Food poisoning defendants should not be granted a special, protected status with a “heightened” standard of causation, the California Court of Appeal has ruled.
According to court documents in Alexis Sarti v. Salt Creek Ltd., In April 2005, Alexis Sarti and a friend ate at the Salt Creek Grille, splitting an appetizer consisting of raw ahi tuna, avocado, cucumbers and soy sauce. Sarti suffered food poisoning and wound up in the emergency room, where she was put intensive care and diagnosed with guillain-barre syndrome, a disease that damages peripheral nerves. The bacteria that caused Sarti’s illness is not found in raw tuna, however, unless the tuna has been cross-contaminated by raw chicken, where the bacteria is common, court documents state.
Sarti’s illness was reported to the Orange County, Calif., Health Department, and four practices at the Salt Creek Grille were identified that could lead to the cross-contamination: wipe down rags were not being sanitized between wiping surfaces; there was an insufficient amount of dishwasher sanitzer; chicken tongs were sometimes used for other food; and raw vegetables were stored under the raw meat, so that a drop of raw meat juice might get on the vegetables.
Sarti, who was 21 when she became sick, never recovered form the illness, and now retains only about 40 percent of what would have been her normal endurance.

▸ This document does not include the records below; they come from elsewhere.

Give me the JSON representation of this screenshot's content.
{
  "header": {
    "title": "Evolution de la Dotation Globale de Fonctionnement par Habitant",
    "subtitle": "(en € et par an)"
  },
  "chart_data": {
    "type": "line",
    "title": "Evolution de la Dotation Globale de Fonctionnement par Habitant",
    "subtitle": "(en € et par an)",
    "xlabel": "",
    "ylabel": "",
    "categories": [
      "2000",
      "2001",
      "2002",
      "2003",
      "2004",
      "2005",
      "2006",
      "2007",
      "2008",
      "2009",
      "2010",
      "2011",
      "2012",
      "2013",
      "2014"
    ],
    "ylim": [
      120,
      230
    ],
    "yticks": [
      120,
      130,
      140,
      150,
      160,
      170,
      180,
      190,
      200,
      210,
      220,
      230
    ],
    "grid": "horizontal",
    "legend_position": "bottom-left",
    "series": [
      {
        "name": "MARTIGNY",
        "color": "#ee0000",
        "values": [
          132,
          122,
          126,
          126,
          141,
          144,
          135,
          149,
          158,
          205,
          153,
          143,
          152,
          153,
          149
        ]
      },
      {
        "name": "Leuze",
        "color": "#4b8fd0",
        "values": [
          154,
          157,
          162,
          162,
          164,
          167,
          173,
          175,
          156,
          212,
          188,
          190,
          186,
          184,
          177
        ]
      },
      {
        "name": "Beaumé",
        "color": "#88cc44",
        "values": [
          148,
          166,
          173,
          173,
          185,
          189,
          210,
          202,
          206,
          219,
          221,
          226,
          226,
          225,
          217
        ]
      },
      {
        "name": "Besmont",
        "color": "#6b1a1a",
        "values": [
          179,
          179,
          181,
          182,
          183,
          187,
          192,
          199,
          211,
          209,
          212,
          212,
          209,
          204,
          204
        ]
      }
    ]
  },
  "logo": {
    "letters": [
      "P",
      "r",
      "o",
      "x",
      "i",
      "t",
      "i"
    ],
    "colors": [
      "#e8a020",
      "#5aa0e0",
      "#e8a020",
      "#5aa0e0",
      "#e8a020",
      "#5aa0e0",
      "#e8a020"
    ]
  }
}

She sued the partnership that owns the Salt Creek Grille for breach of warranty.
Court documents state that there was substantial evidence on which the jury could have found the restaurant not liable, such as Sarti’s friend with whom she split the appetizer did not get sick, and that Sarti worked as a supermarket checker the day she became ill, and could have picked up the bacteria while scanning grocery items.
Yet while the jury did not find the restaurant liable, it returned a verdict of $725,000 in economic damages, and 2.5 million in non-economic damages. “The trial judge perceived the jury’s verdict was based on the inference that the practice of using the same wipe down rage or touching cooked food with chicken tongs that had previously touched raw chicken had led to cross contamination from raw chicken to raw tuna,” court documents state. And the trial judge believed that Sarti had presented “the jury with sufficient evidence to avoid a judgment notwithstanding the verdict (jnov).”
However, the trial judge had earlier noted that according to Minder v. Cielito Lindo Restaurant, that indicates “for the black-letter rule of law that inferences are off limits to prove a food poisoning case.” Thus, it was only under the compulsion of the Minder case that the trial judge granted the restaurant’s motion for jnov, according to court documents.
“We can understand why the judge was so cautious, but we do not think that Minder, strictly construed, should be read to preclude the use of reasonable inferences to show causation in food poisoning cases. To the degree that Minder may, arguendo, be susceptible for the proposition that inferences are unavailable in food poisoning cases, or that food poisoning defendants are somehow accorded a special, protected status with an abnormally “heightened” standard of causation, we respectfully decline to follow it,” the court of appeal indicated. “Despite intimations in the Minder opinion to the contrary, food poisoning cases are governed by the same basic rules of causation that govern other tort cases. Reasonable inferences drawn from substantial evidence are indeed available to show causation. We will therefore reverse the jnov and order reinstatement of the original verdict.”